Tymi słowami udaje mi się wywołać u niej uśmiech. Niewielki, ale zawsze to coś.
– Szkoda, że nie mogę polecieć z tobą na wesele Annie. Założę się, że będzie tam pełno singli. Mężczyzn z pięknym akcentem i błyszczącymi oczami.
– Błyszczącymi oczami?
– Są takie urocze…
– Naprawdę musisz zaliczyć.
– Wiem – odpowiada smutno. – Może zaproponuję to facetowi od zegarka. – Spogląda na mnie, mrużąc oczy. – O której wyjeżdżasz?
– O czwartej trzydzieści. – Wzdrygam się na tę myśl.
– Muszę wstać o szóstej na zajęcia spinningu, więc jeśli mnie obudzisz, wychodząc, to cię zabiję.
– Zapamiętam. – Kładę zegarek na jej komodzie i zamykam drzwi. – Do zobaczenia w przyszłym tygodniu.
– Przywieź mi irlandzkiego męża!
Wracam do pokoju, żeby zająć się bałaganem, który w nim zostawiłam, bo wiem, że po powrocie nie będę miała energii na sprzątanie. Zanim ustawiam budzik, zmieniam pościel. Kilka lat temu pewnie bym się nawet nie kładła, ale teraz czuję, że ekscesy wczorajszej nocy w końcu się na mnie odbijają. Mój poziom energii spada, więc idę do łóżka.
Ponownie włączam komórkę, bo nie potrafię przeżyć wieczoru bez niej, ale nie widzę żadnej nowej wiadomości od mojego podboju na jedną noc.
Żeby odwrócić od niego myśli, raz jeszcze czytam mail od Annie i przeglądam zdjęcia.

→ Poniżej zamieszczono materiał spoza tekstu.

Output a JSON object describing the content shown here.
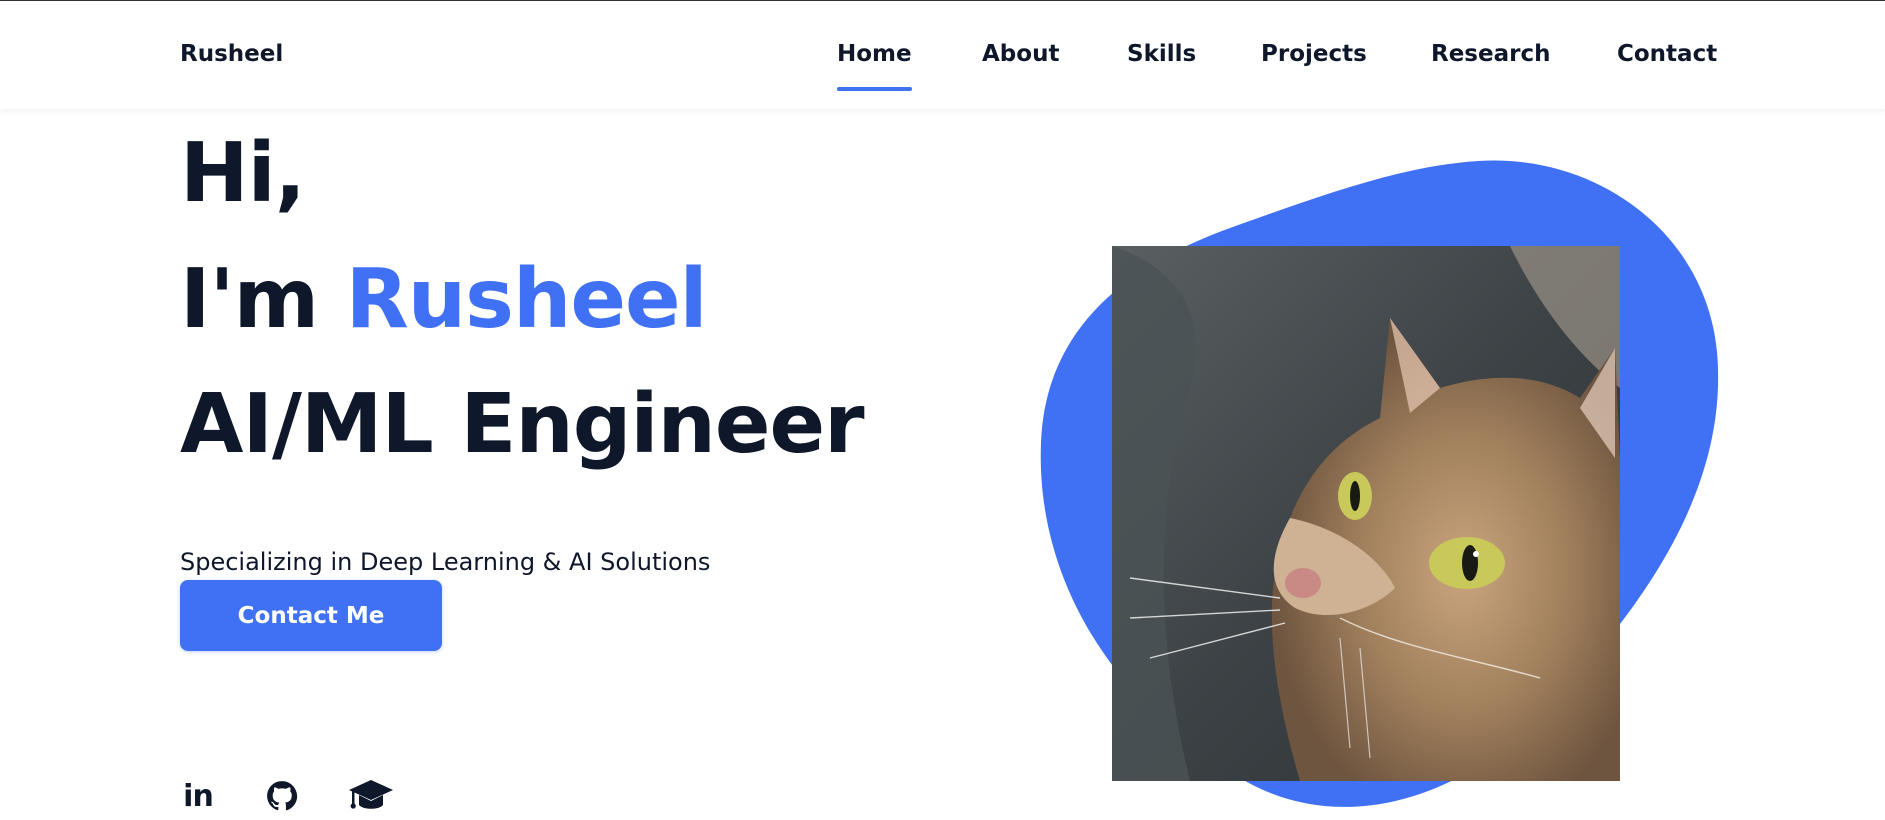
{
  "header": {
    "logo": "Rusheel",
    "nav": [
      {
        "label": "Home",
        "active": true
      },
      {
        "label": "About",
        "active": false
      },
      {
        "label": "Skills",
        "active": false
      },
      {
        "label": "Projects",
        "active": false
      },
      {
        "label": "Research",
        "active": false
      },
      {
        "label": "Contact",
        "active": false
      }
    ]
  },
  "hero": {
    "greeting": "Hi,",
    "intro_prefix": "I'm",
    "name": "Rusheel",
    "role": "AI/ML Engineer",
    "subtitle": "Specializing in Deep Learning & AI Solutions",
    "cta_label": "Contact Me"
  },
  "social": {
    "linkedin_text": "in",
    "icons": [
      "linkedin-icon",
      "github-icon",
      "graduation-cap-icon"
    ]
  },
  "colors": {
    "accent": "#4070f4",
    "text": "#0f172a",
    "background": "#ffffff"
  }
}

Na zewnątrz wyje syrena, a ja zerkam na walizkę, spakowaną i gotową do wyjazdu, i w końcu, w końcu czuję pierwsze przebłyski ekscytacji.
Pieprzyć Grayson Group! Pieprzyć Matthiasa i Harveya, i kosmetyczkę, która zostawiła mnie z zakrwawioną prawą brwią! Pieprzyć aroganckiego faceta od zegarka i wyjazd o czwartej rano!
Moja najlepsza przyjaciółka wychodzi za mąż. Jadę na wakacje.
I zamierzam się cieszyć każdą ich pieprzoną minutą.
Sarah!
Zatrzymuję się gwałtownie, kiedy moje imię rozbrzmiewa głośno w hali przylotów lotniska w Dublinie. Ubrany jak spod igły biznesmen za mną wydaje z siebie odgłos irytacji, ale go ignoruję. Staję na palcach i rozglądam się po tłumie ludzi przede mną. Przez moment jestem przekonana, że to sobie wyobraziłam. Ale potem zauważam czerwoną letnią sukienkę i sięgające ramion włosy wyłaniającej się spośród gapiów Annie, a chwilę później nie widzę już nic, bo staje tuż przede mną i przyciąga do siebie tak mocno, że z trudem chwytam oddech.
Nie mogę w to uwierzyć. Kilka sekund temu przeklinałam wszystko, co wiąże się z tą podróżą. Cztery godziny snu, środkowe miejsce w rzędzie tuż przy toalecie, trzy kieliszki okropnego czerwonego wina, które wypiłam wbrew radzie Claire. Wszystko było fatalne. Ale w tej chwili nic już się nie liczy. Nie widziałam mojej najlepszej przyjaciółki od ośmiu miesięcy, ale teraz ona jest tutaj i ja jestem tutaj, a już niedługo wszystko wróci do normalności.
– Co powiedziałaś? – pytam, kiedy mamrocze mi coś we włosy.
– Pachniesz samolotem.
Odpycham się od jej kościstych ramion i ze śmiechem poprawiam pozycję, żeby porządnie ją przytulić.
– Cudownie wyglądasz! – mówię z zachwytem, kiedy w końcu się od siebie odrywamy.
– Płaczę!
– Promieniejesz.
– Zrobiłam sobie lifting rzęs na wesele. Paul mówi, że przypominam teraz postać z kreskówki Disneya.
– Cóż… Powiedz mu, że niektórych facetów to kręci.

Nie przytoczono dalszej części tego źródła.